Penyebab Masyarakat Mampu Lebih Banyak Nikmati Layanan BPJS Kesehatan
sdr

YOGYAKARTA: Pakar Jaminan Sosial Yogyakarta Laksono Trisnantoro mengungkap penyebab lebih banyak masyarakat kelas menengah ke atas yang mendapatkan manfaat dari program Badan Penyelenggara Jaminan Sosial (BPJS) Kesehatan.

Laksono menuturkan selama ini komponen yang dijamin dalam program BPJS adalah layanan pemeriksaan dan obat. Orang kaya dan orang miskin sama mendapatkannya. Yang membedakan adalah saat pasien menjalani rawat inap di mana pun kelasnya. “Pasien orang kaya lebih lama menjalani rawat inap dibanding orang miskin,” katanya saat diskusi bersama Fraksi PKS DPRD DIY, Jumat (29/3).

Guru Besar Fakultas Kesehatan UGM ini mengatakan, pasien dari kalangan orang kaya tidak ada persoalan material saat menjalani rawat inap lebih dari satu minggu. Tetapi menjadi persoalan bagi pasien dari kalangan orang miskin.

“Transportasi dari rumah ke rumah sakit butuh biaya, bagi orang kaya tidak masalah. Saat menunggu selama di rumah sakit juga butuh biaya, bagi orang kaya itu juga tidak ada masalah. Dengan uang mereka bisa membayar orang lain untuk menunggu selama rawat inap,” paparnya.

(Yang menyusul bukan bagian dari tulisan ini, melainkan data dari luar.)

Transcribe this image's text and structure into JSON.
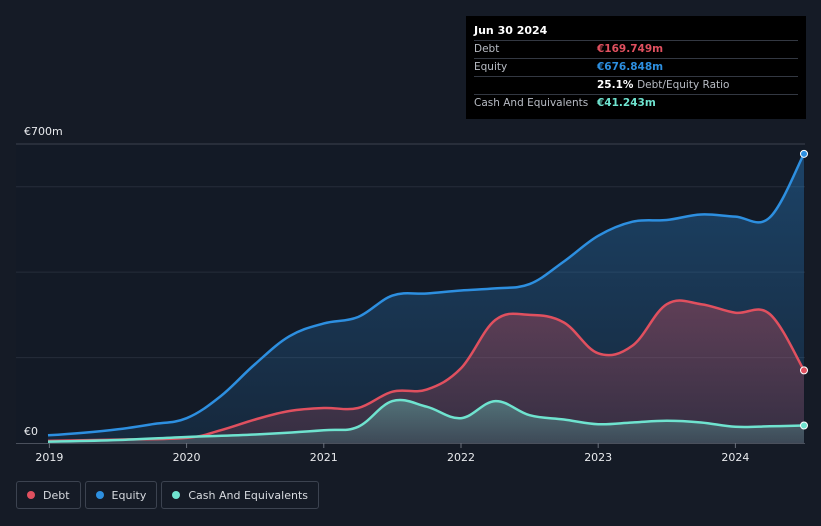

Namun, bagi keluarga miskin, menunggu pasien selama rawat inap di rumah sakit, otomatis mengorbankan waktunya bekerja. Tidak bekerja berarti tidak mendapatkan uang. “Maka tidak heran dirawat inap dua-tiga hari saja sudah ingin pulang meski penyakitnya belum sembuh benar,” jelasnya.

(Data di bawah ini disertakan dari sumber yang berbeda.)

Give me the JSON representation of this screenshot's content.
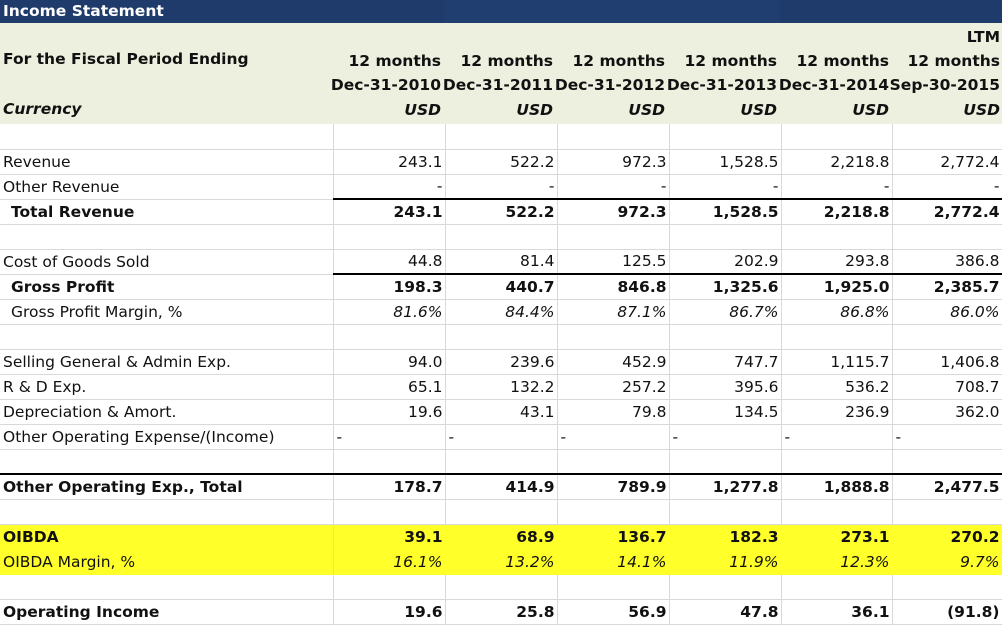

Laksono menggarisbawahi, biaya transportasi bolak balik dari rumah ke rumah sakit ini yang memberatkan warga miskin, termasuk waktu menunggu selama rawat inap. “Itu tidak menjadi beban bagi orang kaya. Tidak masalah dirawat berhari-hari. Jadi memang layanan BPJS (kesehatan) lebih banyak dimanfaatkan orang kaya,” kata dia.

Dia juga mengritisi tidak adanya koordinasi data warga DIY yang mendapatkan layanan BPJS antara BPJS DIY dengan Pemda DIY. “Yang ada hanya informasi defisit dari BPJS untuk membayar rumah sakit,” kata dia.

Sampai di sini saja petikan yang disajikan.